Jacinthe Mazzochetti

Aujourd’hui les personnes vivant dans la culpabilité et la peur de la perte sont de plus en plus nombreuses. Cela entraine de leur part du repli et amplifie dès lors l’exclusion.

La place des CPAS est centrale. Philippe Defeyt explique qu’il faut cesser de se renvoyer la balle. Il faut remettre les CPAS au coeur de la dynamique et agir de manière structurelle.
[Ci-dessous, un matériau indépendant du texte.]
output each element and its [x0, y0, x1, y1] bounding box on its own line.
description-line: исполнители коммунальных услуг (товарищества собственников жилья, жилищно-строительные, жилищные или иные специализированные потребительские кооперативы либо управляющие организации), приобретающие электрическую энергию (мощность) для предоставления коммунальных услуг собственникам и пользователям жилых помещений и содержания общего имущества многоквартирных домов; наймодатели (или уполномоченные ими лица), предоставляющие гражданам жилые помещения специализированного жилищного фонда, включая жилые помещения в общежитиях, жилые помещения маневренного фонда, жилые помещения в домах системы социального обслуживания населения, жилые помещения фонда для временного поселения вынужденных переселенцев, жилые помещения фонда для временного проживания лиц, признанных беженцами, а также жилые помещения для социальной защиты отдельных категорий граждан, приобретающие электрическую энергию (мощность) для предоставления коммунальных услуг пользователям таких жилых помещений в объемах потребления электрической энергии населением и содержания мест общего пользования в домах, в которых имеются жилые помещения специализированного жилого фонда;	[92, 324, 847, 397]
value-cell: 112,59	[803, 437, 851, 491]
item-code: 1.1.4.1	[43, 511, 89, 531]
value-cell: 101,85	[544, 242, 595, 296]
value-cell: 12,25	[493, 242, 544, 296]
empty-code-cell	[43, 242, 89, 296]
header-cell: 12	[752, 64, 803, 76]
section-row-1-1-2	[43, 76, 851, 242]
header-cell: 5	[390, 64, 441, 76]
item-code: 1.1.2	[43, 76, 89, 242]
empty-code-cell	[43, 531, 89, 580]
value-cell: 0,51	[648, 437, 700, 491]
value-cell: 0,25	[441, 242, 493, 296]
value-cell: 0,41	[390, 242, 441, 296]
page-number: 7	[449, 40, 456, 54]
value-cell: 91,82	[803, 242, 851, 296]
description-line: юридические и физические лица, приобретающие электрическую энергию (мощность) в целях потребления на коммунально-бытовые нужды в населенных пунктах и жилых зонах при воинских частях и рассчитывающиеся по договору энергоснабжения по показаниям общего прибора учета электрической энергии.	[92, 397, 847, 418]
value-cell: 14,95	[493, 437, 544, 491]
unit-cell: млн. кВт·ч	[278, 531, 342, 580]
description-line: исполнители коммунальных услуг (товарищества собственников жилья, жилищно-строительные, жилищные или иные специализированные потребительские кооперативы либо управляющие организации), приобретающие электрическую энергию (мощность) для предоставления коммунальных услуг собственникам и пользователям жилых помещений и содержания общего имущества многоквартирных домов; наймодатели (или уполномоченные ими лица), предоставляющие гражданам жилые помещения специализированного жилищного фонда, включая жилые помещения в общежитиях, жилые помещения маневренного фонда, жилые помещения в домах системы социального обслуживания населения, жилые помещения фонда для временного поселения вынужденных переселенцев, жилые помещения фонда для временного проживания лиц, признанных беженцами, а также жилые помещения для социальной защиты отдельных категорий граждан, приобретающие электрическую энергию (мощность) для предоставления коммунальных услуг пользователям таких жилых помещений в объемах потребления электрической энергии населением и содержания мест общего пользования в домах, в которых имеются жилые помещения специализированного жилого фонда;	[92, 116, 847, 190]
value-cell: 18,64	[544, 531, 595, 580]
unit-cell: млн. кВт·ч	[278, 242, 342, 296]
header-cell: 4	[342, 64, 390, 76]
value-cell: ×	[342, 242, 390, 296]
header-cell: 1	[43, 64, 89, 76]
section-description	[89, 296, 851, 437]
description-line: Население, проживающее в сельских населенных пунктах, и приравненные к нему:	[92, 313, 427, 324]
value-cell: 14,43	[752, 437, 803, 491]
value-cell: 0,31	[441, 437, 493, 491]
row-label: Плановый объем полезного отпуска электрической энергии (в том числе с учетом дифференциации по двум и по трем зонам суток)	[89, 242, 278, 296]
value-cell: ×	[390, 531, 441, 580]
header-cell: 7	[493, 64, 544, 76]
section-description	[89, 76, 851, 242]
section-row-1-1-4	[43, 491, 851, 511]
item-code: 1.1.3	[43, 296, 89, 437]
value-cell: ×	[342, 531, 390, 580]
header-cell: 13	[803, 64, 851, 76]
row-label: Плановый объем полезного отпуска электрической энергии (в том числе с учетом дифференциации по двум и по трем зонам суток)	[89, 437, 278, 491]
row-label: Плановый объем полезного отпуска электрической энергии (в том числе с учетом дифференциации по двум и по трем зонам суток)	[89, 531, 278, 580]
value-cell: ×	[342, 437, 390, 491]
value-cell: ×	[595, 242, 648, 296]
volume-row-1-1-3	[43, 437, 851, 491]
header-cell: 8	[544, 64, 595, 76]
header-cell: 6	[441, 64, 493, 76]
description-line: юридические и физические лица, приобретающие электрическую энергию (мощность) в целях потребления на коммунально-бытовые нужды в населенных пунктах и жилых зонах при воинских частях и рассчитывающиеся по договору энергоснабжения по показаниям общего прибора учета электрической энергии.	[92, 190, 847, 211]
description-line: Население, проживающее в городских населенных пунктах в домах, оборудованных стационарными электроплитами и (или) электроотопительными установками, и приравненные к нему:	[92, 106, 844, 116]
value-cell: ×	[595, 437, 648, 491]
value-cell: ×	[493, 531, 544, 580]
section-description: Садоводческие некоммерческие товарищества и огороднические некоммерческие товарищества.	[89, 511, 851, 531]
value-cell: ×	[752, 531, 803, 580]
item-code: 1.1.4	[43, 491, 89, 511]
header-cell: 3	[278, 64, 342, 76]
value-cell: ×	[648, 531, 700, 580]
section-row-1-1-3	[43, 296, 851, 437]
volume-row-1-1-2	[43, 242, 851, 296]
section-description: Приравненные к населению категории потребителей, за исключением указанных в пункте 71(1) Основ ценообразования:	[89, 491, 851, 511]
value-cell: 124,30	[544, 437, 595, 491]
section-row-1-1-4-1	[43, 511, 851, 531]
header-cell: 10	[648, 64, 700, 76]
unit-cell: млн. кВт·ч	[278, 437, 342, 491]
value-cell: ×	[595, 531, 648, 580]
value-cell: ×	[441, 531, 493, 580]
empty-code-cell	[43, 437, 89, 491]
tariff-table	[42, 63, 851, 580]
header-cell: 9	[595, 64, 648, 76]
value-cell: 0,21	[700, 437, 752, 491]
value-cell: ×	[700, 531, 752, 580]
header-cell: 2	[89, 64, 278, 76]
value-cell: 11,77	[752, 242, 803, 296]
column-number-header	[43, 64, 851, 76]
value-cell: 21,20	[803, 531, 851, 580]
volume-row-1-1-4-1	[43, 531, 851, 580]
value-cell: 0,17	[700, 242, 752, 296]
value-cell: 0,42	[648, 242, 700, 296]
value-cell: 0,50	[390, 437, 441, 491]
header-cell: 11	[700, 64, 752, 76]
On sait, rappelle-t-il que si la première mission des CPAS concerne les RIS, ce qui est un droit bétonné en Belgique….L’ensemble des autres aides sociales est cependant trop laissé à la discrétion des CPAS. Et donc il s’agit de diminuer l’autonomie totale des CPAS sur certaines choses. L’accès à toutes les aides sociales ( logement, avances financières, aides psycho-sociales, aide à domicile, aides aux enfants, etc) fait partie de la dignité humaine et familiale.

Philippe Defeyt

Des pistes sont possibles et ce de manière structurelle

  • Revoir les indicateurs officiels de l’EU en matière de précarité pour inclure les personnes qui passent sous les radars ( mal logées, sans papier, les enfants en institution, etc. ). Il s’agit d’avoir des vraies données statistiques pertinentes quant à la précarité.
  • Travailler sur l’accès au logement de qualité, à l’ensemble des types de logement! Les nouvelles formes d’habitation doivent être considérées. S’il manque des « petits logements », il manque aussi la possibilité d’installer des habitats légers mais aussi des habitats groupés ou divisés.
  • Mettre fin au statut de cohabitant.
  • Créer des outils de gestion des surplus de la grande distribution et du gaspillage alimentaire

Thierry Ferracin, co-président

Quelles sont les pistes locales ?

Localement, il s’agit de déployer des services publics accessibles et de qualité. La lutte contre la pauvreté des enfants et des familles est peut-être la mère de toutes les batailles ? Très rapidement les enfants perdent confiance en eux, en l’autre, en l’avenir. La pauvreté chez les enfants affectent tous les pans de leur vie et créée les inégalités. Il s’agit aussi de faciliter les dynamiques de communauté solidaire. Pour Madeleine Guyot, la notion d’« allo parentalité » nous rappelle qu’il faut tout un village pour élever un enfant. L’éducation des enfants et le soutien aux parents nécessitent un réseau de soutien élargi et diversifié au-delà du noyau familial immédiat. Nécessite aussi des services communaux nombreux, accessibles :

  • L’augmentation des places en crèches est une priorité dès le moment où l’on considère la crèche comme premier outil de socialisation et d‘apprentissage.
  • Les lieux de rencontres, d’échanges et de mixité sociale tels que les tiers lieux à destination des parents et de tous doivent être démultipliés.
  • Le droit à une alimentation saine doit être activé:
    • Des cantines gratuites dans les écoles. Nous savons que cela est possible et que de nombreux tests pilotes ont été réalisés dans certaines communes.
    • Un accès plus souple de la part des CPAS pour l’aide alimentaire ( trop de personnes passent « à la trappe »). Les CPAS peuvent freiner l’accès à l’aide alimentaire !
    • L’aide alimentaire devrait être accessible le soir et le samedi.
    • Ne faudrait-il pas un arrêté communal pour mettre fin au gaspillage ?
    • Créer des potagers publics qui soient encadrés et que les personnes puissent s’approprier vraiment ces bouts de terre à cultiver.
  • Les différents services et activités pour enfants doivent être accessibles. Notons aussi l’importance de la gratuité – ou le moindre coût- de toute une série de services communaux comme les activités extrascolaires, les études dirigées, les plaines de vacances, les fournitures scolaires. Cela relève de décisions politiques locales.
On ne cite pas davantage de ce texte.